Learning Representation and Behavior: A Unified Approach to Credit Assignment

Speaker: Sridhar Mahadevan , University of Massachusetts at Amherst
Date: October 18 2006
Time: 4:00PM to 5:00PM
Location: 32-G475A Stata Center - Gates 4th Floor Lounge
Host: Regina Barzilay, MIT CSAIL
Contact: Marcia Davidson, 617-253-3049, marcia@csail.mit.edu
Relevant URL: From the earliest period of research in AI, the credit assignment problem has been recognized as a fundamental challenge. Beginning with Samuel's pioneering work in the 1950s, past work has largely focused on a divide-and-conquer approach of gluing solutions to the temporal credit assignment problem (e.g. TD learning) and spatial credit assignment problem (e.g. tuning RBF networks). This talk describes recent work on a unified approach to the credit assignment problem in which agents jointly learn representations and behavior, by solving a "heat" diffusion equation on the state (action) space manifold that looks remarkably similar to the traditional reward-based Bellman equation. The resulting learned representations vividly capture the large-scale irregular geometry of an environment, and can be viewed as "proto-value" functions or task-independent building blocks of reward-based value functions.

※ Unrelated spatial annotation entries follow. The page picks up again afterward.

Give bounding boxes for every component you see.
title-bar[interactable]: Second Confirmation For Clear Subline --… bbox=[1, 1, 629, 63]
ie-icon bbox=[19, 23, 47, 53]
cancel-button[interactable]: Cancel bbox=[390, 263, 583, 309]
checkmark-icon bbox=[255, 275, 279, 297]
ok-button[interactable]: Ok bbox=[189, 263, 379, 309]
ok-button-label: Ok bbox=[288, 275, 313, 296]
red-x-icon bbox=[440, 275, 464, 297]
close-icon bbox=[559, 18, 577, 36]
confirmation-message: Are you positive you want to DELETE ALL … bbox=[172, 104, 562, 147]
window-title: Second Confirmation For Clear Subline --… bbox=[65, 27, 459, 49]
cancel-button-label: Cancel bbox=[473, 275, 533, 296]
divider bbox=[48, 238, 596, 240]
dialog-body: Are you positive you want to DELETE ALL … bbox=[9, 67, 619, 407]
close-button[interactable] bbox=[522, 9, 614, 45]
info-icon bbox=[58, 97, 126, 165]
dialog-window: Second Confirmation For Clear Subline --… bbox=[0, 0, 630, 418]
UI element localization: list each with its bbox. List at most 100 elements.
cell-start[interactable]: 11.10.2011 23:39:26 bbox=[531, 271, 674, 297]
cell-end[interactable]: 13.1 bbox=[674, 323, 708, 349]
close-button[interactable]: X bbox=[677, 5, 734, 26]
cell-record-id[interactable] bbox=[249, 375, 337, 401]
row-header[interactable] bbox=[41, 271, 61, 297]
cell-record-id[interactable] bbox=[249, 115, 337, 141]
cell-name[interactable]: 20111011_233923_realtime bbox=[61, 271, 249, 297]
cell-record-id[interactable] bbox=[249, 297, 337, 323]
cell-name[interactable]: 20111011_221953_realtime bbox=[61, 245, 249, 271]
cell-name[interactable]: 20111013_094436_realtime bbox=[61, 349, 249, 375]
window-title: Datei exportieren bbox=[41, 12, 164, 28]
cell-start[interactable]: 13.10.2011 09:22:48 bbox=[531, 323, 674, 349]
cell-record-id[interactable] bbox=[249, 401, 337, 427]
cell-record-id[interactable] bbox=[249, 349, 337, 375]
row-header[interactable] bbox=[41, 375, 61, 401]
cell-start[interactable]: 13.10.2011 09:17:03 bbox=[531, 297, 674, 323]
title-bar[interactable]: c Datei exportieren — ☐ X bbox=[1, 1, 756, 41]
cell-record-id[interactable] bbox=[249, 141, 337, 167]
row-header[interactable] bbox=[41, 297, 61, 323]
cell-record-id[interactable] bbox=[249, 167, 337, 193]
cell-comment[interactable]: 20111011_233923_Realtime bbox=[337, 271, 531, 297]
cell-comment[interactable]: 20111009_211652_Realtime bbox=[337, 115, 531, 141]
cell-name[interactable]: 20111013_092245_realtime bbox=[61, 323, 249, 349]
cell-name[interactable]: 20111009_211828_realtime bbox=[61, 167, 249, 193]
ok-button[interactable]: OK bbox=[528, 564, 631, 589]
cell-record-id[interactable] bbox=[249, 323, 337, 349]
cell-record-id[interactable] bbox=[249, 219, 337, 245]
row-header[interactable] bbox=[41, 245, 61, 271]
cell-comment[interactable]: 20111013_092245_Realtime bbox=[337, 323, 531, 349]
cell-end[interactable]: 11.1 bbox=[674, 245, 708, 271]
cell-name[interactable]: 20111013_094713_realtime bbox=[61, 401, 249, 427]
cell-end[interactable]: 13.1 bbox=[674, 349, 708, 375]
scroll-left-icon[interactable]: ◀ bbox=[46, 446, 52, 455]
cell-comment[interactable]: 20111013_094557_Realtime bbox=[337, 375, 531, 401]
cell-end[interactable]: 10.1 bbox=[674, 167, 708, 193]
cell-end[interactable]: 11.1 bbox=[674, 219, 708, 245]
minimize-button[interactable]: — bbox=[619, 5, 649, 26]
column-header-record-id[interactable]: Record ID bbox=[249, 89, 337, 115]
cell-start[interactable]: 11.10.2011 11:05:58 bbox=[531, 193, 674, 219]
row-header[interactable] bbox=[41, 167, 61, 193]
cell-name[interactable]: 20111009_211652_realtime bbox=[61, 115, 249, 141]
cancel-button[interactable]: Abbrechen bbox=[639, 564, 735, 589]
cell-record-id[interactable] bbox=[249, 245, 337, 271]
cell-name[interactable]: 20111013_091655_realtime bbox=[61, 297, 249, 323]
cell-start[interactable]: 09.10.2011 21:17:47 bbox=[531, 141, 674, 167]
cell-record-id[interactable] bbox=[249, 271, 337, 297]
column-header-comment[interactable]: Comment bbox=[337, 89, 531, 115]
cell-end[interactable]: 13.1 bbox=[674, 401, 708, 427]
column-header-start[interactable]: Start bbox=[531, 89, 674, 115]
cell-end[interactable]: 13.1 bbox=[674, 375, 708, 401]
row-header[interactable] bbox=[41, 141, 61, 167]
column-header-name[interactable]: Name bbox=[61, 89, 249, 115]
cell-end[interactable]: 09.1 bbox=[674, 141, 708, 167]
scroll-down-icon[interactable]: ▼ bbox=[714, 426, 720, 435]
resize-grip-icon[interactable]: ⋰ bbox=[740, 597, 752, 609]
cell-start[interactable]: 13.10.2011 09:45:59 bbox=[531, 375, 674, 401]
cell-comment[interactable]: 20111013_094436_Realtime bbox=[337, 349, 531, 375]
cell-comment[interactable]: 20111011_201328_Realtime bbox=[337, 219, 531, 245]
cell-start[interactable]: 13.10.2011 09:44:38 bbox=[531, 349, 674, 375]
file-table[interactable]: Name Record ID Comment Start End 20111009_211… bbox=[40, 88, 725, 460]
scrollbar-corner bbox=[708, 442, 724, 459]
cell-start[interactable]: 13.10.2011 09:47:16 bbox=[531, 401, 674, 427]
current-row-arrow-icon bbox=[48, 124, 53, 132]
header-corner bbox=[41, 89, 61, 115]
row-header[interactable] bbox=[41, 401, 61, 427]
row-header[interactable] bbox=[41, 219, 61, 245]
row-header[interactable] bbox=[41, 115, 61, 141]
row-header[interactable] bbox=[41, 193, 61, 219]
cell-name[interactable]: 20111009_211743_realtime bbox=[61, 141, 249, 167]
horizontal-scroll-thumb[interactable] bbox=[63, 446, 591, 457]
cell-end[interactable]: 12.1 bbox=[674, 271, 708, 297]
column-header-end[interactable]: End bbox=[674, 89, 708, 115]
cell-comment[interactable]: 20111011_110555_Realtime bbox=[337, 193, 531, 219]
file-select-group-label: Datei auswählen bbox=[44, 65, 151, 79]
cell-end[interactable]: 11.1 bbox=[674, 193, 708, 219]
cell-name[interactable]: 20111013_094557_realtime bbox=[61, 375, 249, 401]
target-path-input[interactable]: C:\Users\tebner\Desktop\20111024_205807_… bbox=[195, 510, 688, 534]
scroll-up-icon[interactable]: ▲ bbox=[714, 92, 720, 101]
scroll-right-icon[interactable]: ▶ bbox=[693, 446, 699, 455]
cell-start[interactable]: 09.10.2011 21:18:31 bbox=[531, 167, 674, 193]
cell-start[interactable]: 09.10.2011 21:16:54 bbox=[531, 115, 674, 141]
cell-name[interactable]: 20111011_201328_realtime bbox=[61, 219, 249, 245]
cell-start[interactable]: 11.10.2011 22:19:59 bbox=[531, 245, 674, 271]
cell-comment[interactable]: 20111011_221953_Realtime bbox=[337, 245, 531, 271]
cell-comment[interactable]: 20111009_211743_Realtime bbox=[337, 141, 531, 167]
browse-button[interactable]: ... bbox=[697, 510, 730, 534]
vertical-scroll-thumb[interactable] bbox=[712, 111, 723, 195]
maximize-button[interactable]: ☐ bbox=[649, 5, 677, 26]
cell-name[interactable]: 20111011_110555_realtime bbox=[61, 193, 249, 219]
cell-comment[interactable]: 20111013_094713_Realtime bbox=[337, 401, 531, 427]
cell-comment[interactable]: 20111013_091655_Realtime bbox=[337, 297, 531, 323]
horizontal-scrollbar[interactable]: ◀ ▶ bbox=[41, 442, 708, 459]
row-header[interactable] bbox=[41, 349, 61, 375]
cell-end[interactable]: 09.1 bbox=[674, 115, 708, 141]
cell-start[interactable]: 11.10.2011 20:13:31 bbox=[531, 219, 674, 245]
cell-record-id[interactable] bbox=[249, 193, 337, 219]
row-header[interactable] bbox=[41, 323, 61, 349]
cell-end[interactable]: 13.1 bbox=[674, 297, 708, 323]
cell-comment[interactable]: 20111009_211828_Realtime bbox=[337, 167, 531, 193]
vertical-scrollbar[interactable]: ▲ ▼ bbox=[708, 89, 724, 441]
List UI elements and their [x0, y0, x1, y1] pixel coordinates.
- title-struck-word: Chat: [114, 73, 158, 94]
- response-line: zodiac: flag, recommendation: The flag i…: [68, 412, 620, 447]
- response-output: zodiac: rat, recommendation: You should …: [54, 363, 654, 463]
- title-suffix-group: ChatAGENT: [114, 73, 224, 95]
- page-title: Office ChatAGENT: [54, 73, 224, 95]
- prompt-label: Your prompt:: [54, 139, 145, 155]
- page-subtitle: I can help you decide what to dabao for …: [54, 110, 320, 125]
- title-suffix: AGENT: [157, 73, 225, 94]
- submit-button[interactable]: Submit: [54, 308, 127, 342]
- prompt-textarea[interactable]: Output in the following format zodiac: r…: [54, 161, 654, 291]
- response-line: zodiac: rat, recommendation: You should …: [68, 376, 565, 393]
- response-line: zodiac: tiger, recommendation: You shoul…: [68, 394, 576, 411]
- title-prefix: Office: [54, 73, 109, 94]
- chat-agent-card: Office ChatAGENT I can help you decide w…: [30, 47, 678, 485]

Two approaches to constructing proto-value functions will be compared. Fourier or Laplacian methods construct global long-time scale eigenvector bases by diagonalizing a random walk on the state (action) space manifold. The diffusion wavelet framework, in contrast, constructs local compact bases using dilations of random walk operators to model multi-scale spatial and temporal regularities. Novel algorithms for solving Markov decision processes will be outlined, including representation policy iteration which combines learning basis functions and control, and diffusion policy evaluation, which yields a compact way of representing powers of transition matrices. Ideas for scaling the proposed framework to large factored and continuous domains will be presented.